В СССР имеется обширная литература о предыстории и деятельности МВТ, о политическом, юридическом и нравственном значении Нюрнбергского процесса, способствовавшего росту общественного сознания, обострению чувства ответственности народов в вопросах войны и мира. Читателям, интересующимся антифашистской проблематикой, известны глубокие аналитические статьи и исследования советских юристов – непосредственных участников судебных разбирательств в Нюрнберге – и правоведов-международников. Научные публикации специалистов существенно дополняются материалами писателей и журналистов, освещавших работу МВТ на страницах советской печати: В. Вишневского, Я. Галана, М. Гуса, Д. Заславского, С. Кирсанова, Ю. Королькова, Д. Краминова, Л. Леонова, Б. Полевого, В. Саянова, К. Федина, И. Эренбурга и других. Их воспоминания, дневники и очерки информируют главным образом о событийной стороне процесса, царящей на нем атмосфере и крупным планом рисуют портреты обвиняемых. Шмаглевская, при несомненном присутствии в ее книге элементов документальности и публицистичности, обращается преимущественно к духовному миру героя-повествователя, показывает Нюрнберг сквозь призму уникальной психологии вчерашнего узника Освенцима, который волею обстоятельств вдруг оказался в роли обличителя не каких-нибудь своих недавних гонителей, мелких винтиков нацистского аппарата насилия, а верховных представителей рухнувшего третьего рейха. И, ошеломленный чудесной метаморфозой, он едва ли не убеждает себя в том, что все это происходит наяву, а не во сне…

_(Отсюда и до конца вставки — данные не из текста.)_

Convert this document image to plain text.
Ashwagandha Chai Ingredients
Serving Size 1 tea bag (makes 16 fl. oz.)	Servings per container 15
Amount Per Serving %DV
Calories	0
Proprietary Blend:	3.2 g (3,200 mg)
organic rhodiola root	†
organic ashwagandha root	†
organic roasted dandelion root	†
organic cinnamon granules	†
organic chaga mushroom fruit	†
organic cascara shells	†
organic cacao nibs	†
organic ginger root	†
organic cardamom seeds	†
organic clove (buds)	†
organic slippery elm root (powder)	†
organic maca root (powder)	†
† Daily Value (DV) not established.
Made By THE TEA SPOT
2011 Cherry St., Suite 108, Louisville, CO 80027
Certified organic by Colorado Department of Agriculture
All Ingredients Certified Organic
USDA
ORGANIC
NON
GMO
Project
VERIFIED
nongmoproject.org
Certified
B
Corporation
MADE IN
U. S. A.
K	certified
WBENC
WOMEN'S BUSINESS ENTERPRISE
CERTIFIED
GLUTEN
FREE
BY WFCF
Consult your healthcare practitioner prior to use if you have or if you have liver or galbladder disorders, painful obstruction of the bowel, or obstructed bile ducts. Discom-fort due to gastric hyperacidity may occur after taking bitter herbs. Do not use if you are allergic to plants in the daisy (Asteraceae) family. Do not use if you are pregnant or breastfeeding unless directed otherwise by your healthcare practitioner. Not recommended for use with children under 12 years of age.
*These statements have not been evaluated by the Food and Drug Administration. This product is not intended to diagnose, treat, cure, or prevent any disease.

Раскрывается герой-повествователь чаще в развернутых внутренних монологах, чем в общении с другими персонажами. Реально существовавшими, названными собственными именами и переименованными, но легко узнаваемыми по их функциям, как, например, юристы – члены польской делегации. Эти образы связаны с центральной темой книги – судебным процессом. Действуют в романе и вымышленные персонажи, которые оттеснены на периферию повествования. Типичное порождение нестабильного первого мирного года Европы, они еще влачат груз своих личных военных драм, ищут прибежища, многого не понимают.
Человеческая и литературная судьба Северины Шмаглевской поистине необыкновенна. Бывали и такие судьбы у современников военного лихолетья. Этой хрупкой женщине гибель угрожала каждый день и час на протяжении двух с лишним лет, проведенных ею за колючей проволокой Аушвиц-Биркенау (Освенцим-Бжезинки). Здесь и физически закаленные мужчины зачастую не выдерживали месяца общих работ, даже если им удавалось избежать дубинки капо или пули эсэсовца. Всего же в этом крупнейшем на оккупированной территории Польши гитлеровском лагере уничтожения погибло от голода, холода, эпидемий, медицинских «экспериментов» изувера Менгеле, изнурительного труда и повседневного изощренного террора около пяти миллионов человек двадцати восьми национальностей. Причем нельзя ручаться за точность этих данных. Ведь в иные дни тысячи мужчин, женщин и детей без регистрации, прямо из очередного эшелона фашистские палачи отправляли в газовые камеры Освенцима и сжигали в печах крематориев или на гигантских кострах. И след их навсегда терялся в черном дыму над лагерем.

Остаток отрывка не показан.